Ao ouvir isso, Celas que andava de um lado para o outro, frenética, parou bruscamente quase caindo no processo.

-D-desculpe...-era estranho pedir desculpas pra uma pessoa que só existia em sua mente, principalmente quando essa pessoa que está morta diz que não é surda...-mas é que mortos não ouvem, não é mesmo?

- Okay, mas tecnicamente eu estou vivo dentro de você, dá pra sacar?

- Humpf, não me trate como se eu fosse uma criança!

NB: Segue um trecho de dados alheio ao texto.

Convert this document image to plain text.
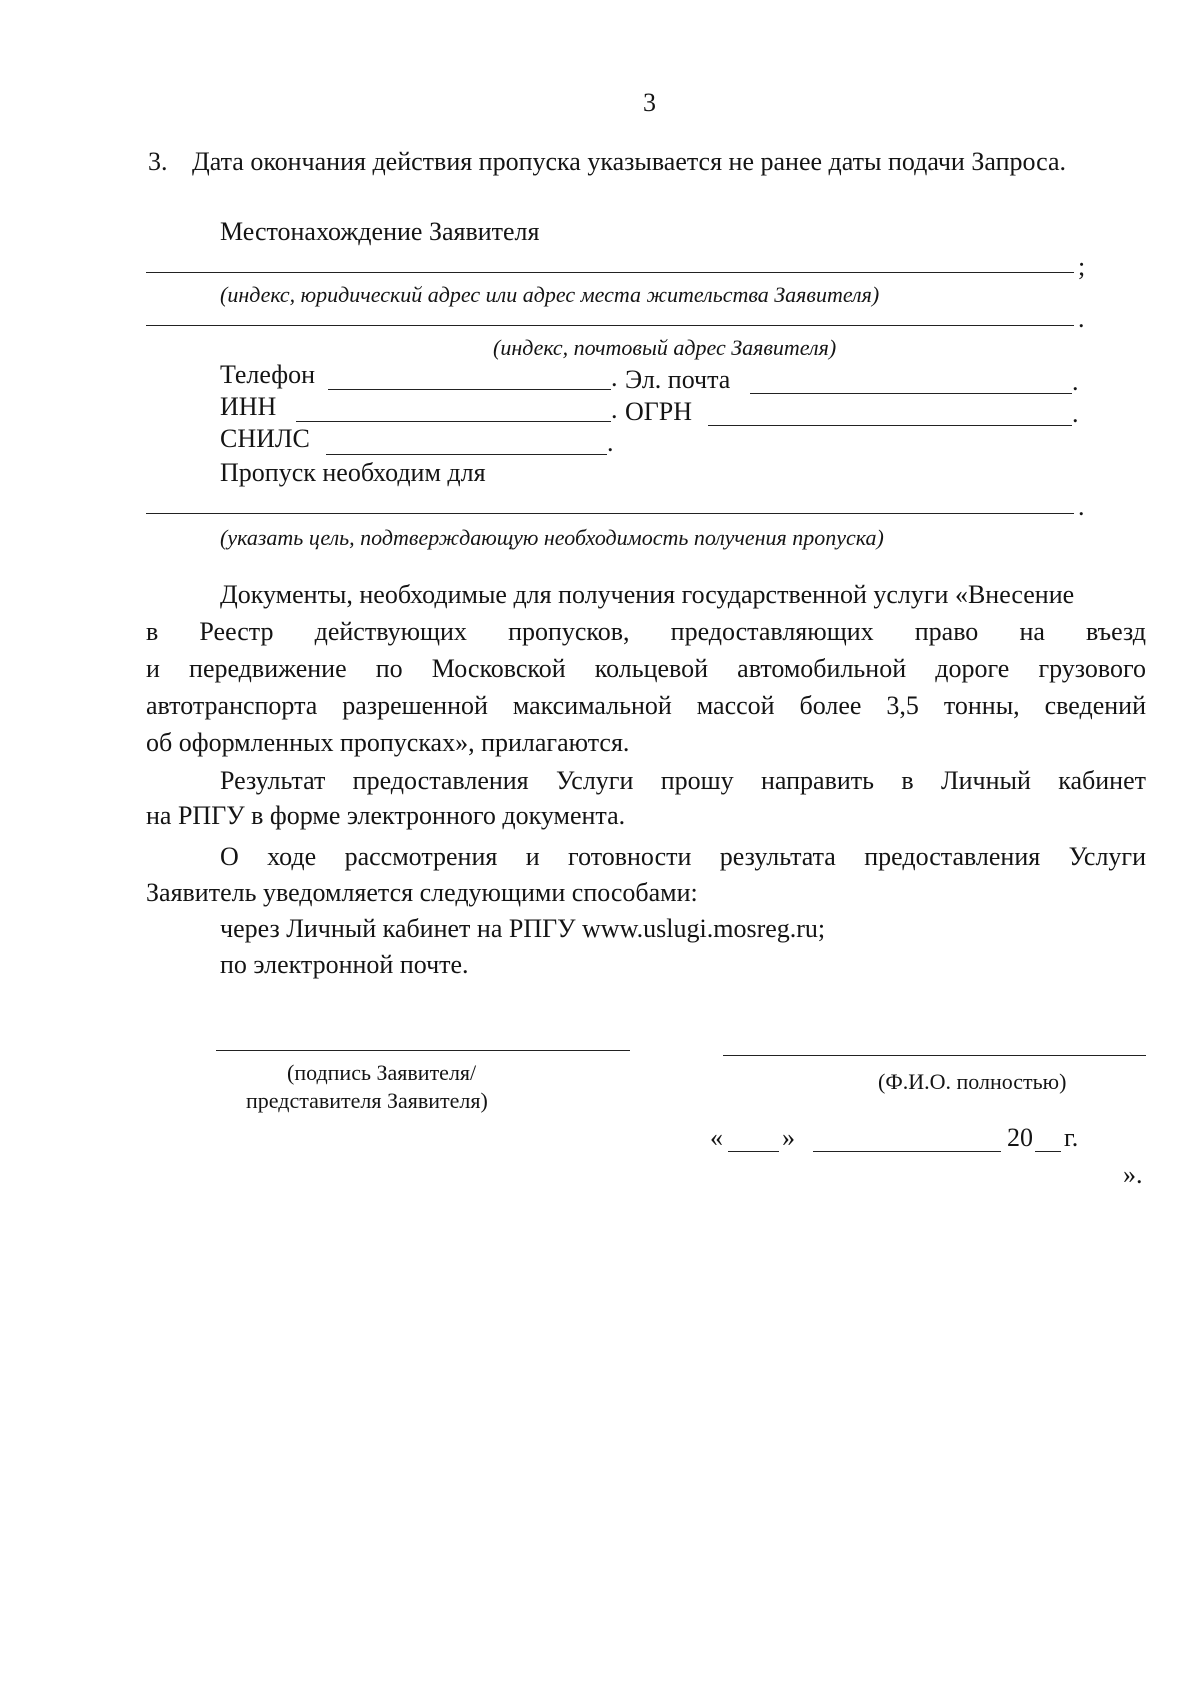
3
3. Дата окончания действия пропуска указывается не ранее даты подачи Запроса.
Местонахождение Заявителя
;
(индекс, юридический адрес или адрес места жительства Заявителя)
.
(индекс, почтовый адрес Заявителя)
Телефон	. Эл. почта	.
ИНН	. ОГРН	.
СНИЛС	.
Пропуск необходим для
.
(указать цель, подтверждающую необходимость получения пропуска)
Документы, необходимые для получения государственной услуги «Внесение
в Реестр действующих пропусков, предоставляющих право на въезд
и передвижение по Московской кольцевой автомобильной дороге грузового
автотранспорта разрешенной максимальной массой более 3,5 тонны, сведений
об оформленных пропусках», прилагаются.
Результат предоставления Услуги прошу направить в Личный кабинет
на РПГУ в форме электронного документа.
О ходе рассмотрения и готовности результата предоставления Услуги
Заявитель уведомляется следующими способами:
через Личный кабинет на РПГУ www.uslugi.mosreg.ru;
по электронной почте.
(подпись Заявителя/
представителя Заявителя)
(Ф.И.О. полностью)
« »	20 г.
».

- Mas -Bernadotte sorriu de canto, Celas percebeu uma mão do rapaz ir em direção ao bolso da calça, em seguida, à blusa- você é uma criança! Você é a minha menininha. -Sentenciou antes de puxar um maço de cigarros e dali, e depois pegar um cigarro apenas; rapidamente Bernadotte acendeu o isqueiro levando-o até o canto da boca, onde o cigarro estava; cigarro aceso e no instante seguinte o rapaz o tragava longamente, sentindo o prazer incomensurável que aquilo lhe dava- não sei como um dia eu pude viver sem isso. -expeliu a fumaça lentamente, aproveitando cada pequeno momento daquilo.

Celas olhava aquela cena, atônita.

Depois de trinta anos, ele resolveu aparecer, assim do nada?

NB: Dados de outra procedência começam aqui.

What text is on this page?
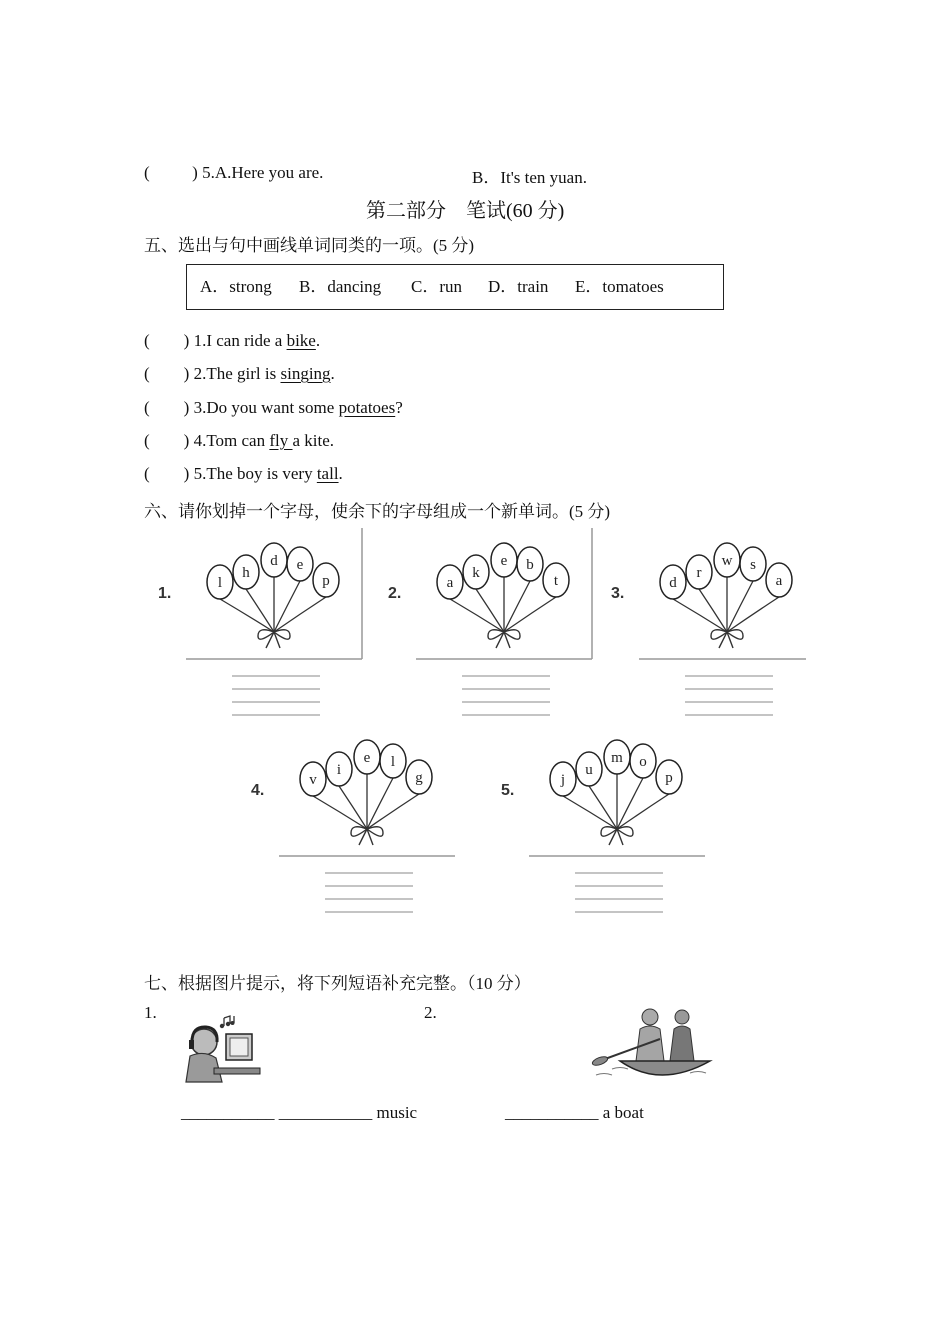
(	) 5.A.Here you are.	B．It's ten yuan.
第二部分　笔试(60 分)
五、选出与句中画线单词同类的一项。(5 分)
A．strong B．dancing C．run D．train E．tomatoes
( ) 1.I can ride a bike.
( ) 2.The girl is singing.
( ) 3.Do you want some potatoes?
( ) 4.Tom can fly a kite.
( ) 5.The boy is very tall.
六、请你划掉一个字母，使余下的字母组成一个新单词。(5 分)
1.
l
h
d e
p
2.
a
k
e b
t
3.
d
r
w s
a
4.
v
i
e l
g
5.
j
u
m o
p
七、根据图片提示，将下列短语补充完整。（10 分）
1.	2.
___________ ___________ music	___________ a boat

Aquilo realmente não era um sonho?

-Com tantos sonhos pra ter, você por acaso escolheria sonhar em me ver fumando um cigarro? -Bernadotte respondeu ao pensamento de Celas.

É.

Não era um sonho.

E ela não podia ignorar aquela coisa quente e gostosa que se remexia internamente ao repassar em sua mente as palavras dele: ‘você é a minha menininha’. Sim! Ela podia sentir algo bom com isso, vampiros não são tão frios assim, no fim das contas.

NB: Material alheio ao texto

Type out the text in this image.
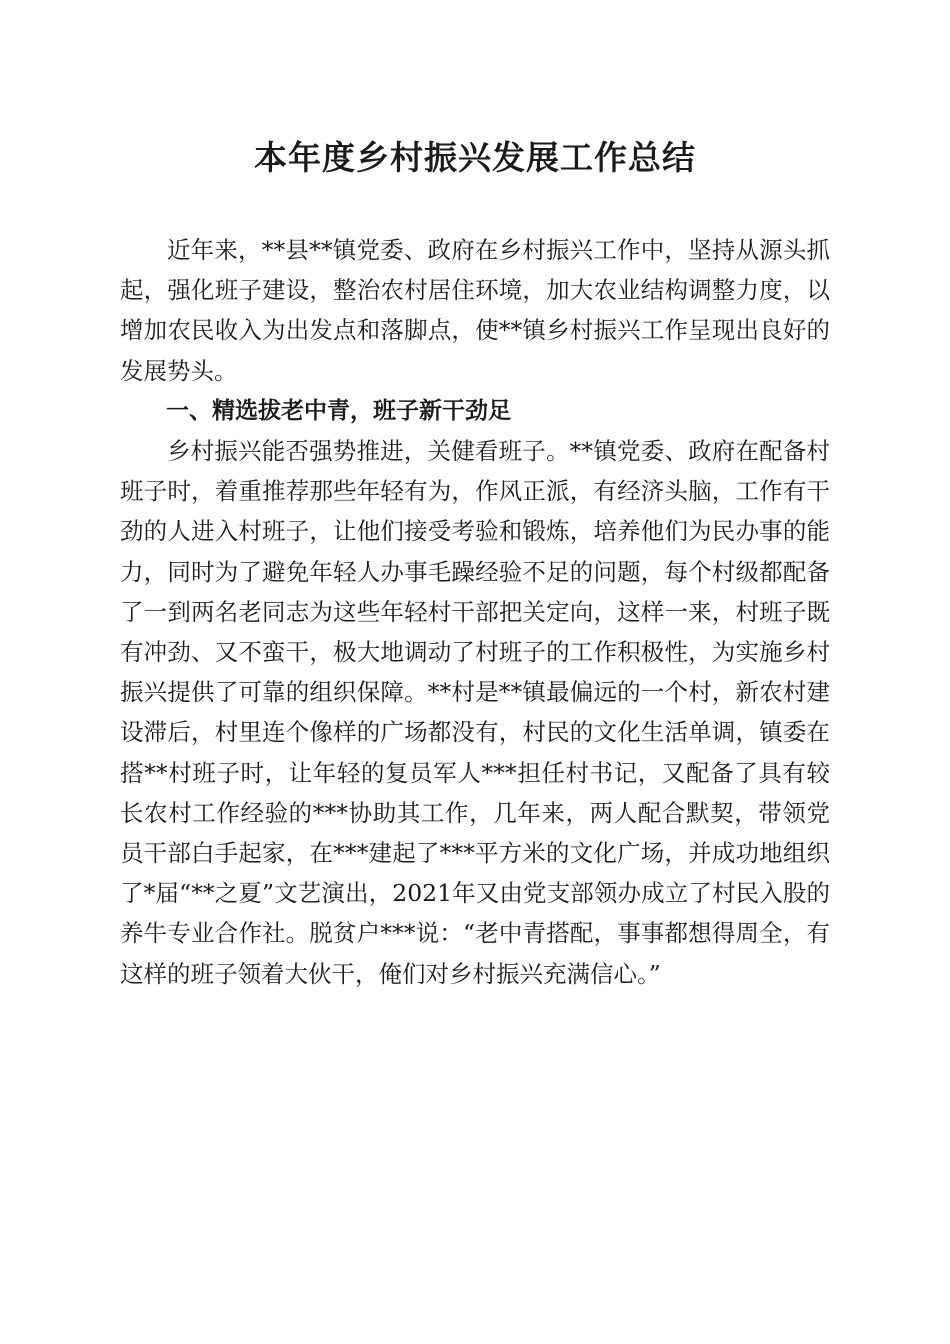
本年度乡村振兴发展工作总结

近年来，**县**镇党委、政府在乡村振兴工作中，坚持从源头抓起，强化班子建设，整治农村居住环境，加大农业结构调整力度，以增加农民收入为出发点和落脚点，使**镇乡村振兴工作呈现出良好的发展势头。

一、精选拔老中青，班子新干劲足

乡村振兴能否强势推进，关健看班子。**镇党委、政府在配备村班子时，着重推荐那些年轻有为，作风正派，有经济头脑，工作有干劲的人进入村班子，让他们接受考验和锻炼，培养他们为民办事的能力，同时为了避免年轻人办事毛躁经验不足的问题，每个村级都配备了一到两名老同志为这些年轻村干部把关定向，这样一来，村班子既有冲劲、又不蛮干，极大地调动了村班子的工作积极性，为实施乡村振兴提供了可靠的组织保障。**村是**镇最偏远的一个村，新农村建设滞后，村里连个像样的广场都没有，村民的文化生活单调，镇委在搭**村班子时，让年轻的复员军人***担任村书记，又配备了具有较长农村工作经验的***协助其工作，几年来，两人配合默契，带领党员干部白手起家，在***建起了***平方米的文化广场，并成功地组织了*届“**之夏”文艺演出，2021年又由党支部领办成立了村民入股的养牛专业合作社。脱贫户***说：“老中青搭配，事事都想得周全，有这样的班子领着大伙干，俺们对乡村振兴充满信心。”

- Só pra constar, eu ainda estou aqui -Bernadotte informou fazendo Celas corar; ele podia ver tudo o que ela pensava!- e por que é que você ainda não reclamou do meu cigarro!

-De repente, o moreno sentiu falta de Celas ralhando consigo.

A loira deu de ombros.

- Eu não me importo mais -Bernadotte arqueou as duas sobrancelhas ao ouvir aquelas palavras- o mestre diz que é porque eu bebi o seu sangue e então um pouco da sua personalidade se misturou à minha. -Era impressão sua, ou Bernadotte sentiu uma ponta de orgulho no tom de voz feminino?- Ele diz que no geral isso foi bom. No geral -Celas enfatizou as duas últimas palavras e ao continuar, sorriu ligeiramente constrangida- porque ele diz que preferia quando eu não falava um monte de palavrões!

A última frase dita por Celas fez com que o francês estourasse em uma gargalhada.

Então quer dizer que seu brotinho agora falava palavrões e gostava de cigarro? Mas que menina mais charmosa!

-Eu não gosto de cigarro! Apenas fico indiferente a ele.

-Mas o que é que está acontecendo aqui? -uma voz grave se fez presente na mente de Celas- Policial, está falando sozinha?

-Não mestre, o..o Capitão Bernadotte... ele está aqui -Celas apontava para própria cabeça- capitão, fale com ele! -Celas pediu esperando uma resposta, que não veio. -Seu idiota o que acho que está fazendo? -Celas ralhou, mesmo assim não recebeu resposta. Seus olhos vermelhos se estreitaram e mesmo ‘escondido’, Bernadotte pôde ver que Celas tinha uma mão na cintura- PIP BERNADOTTE APAREÇA A-GO-RA!

Tão logo a loira ordenou, a imagem do soldado se fez presente em sua mente, e pra sua surpresa a de Alucard também.

Pronto.

Quando Celas acreditava que nada podia torná-la menos humana do que já era, dois homens se enfiavam dentro de sua cabeça só pra provar o contrário!

Ela pôde ver Alucard e Bernadotte se encarando, Alucard com a expressão intrigada e Bernadotte, por sua vez, levemente receoso. Mesmo depois de morto, estar frente a frente com Alucard com certeza não era uma das coisas mais legais a se fazer...

-O que é que você está fazendo aqui?

-Ela me chamou. -Bernadotte respondeu a pergunta do vampiro prontamente, sustentando o olhar de Alucard. Aquele homem lhe dava medo, verdade, mas ele já estava morto mesmo, não havia o que temer.

-Quem disse que eu te chamei?

-Quando você pensa em mim, você me chama, sacou? -Bernadotte piscou para Celas, que bufou.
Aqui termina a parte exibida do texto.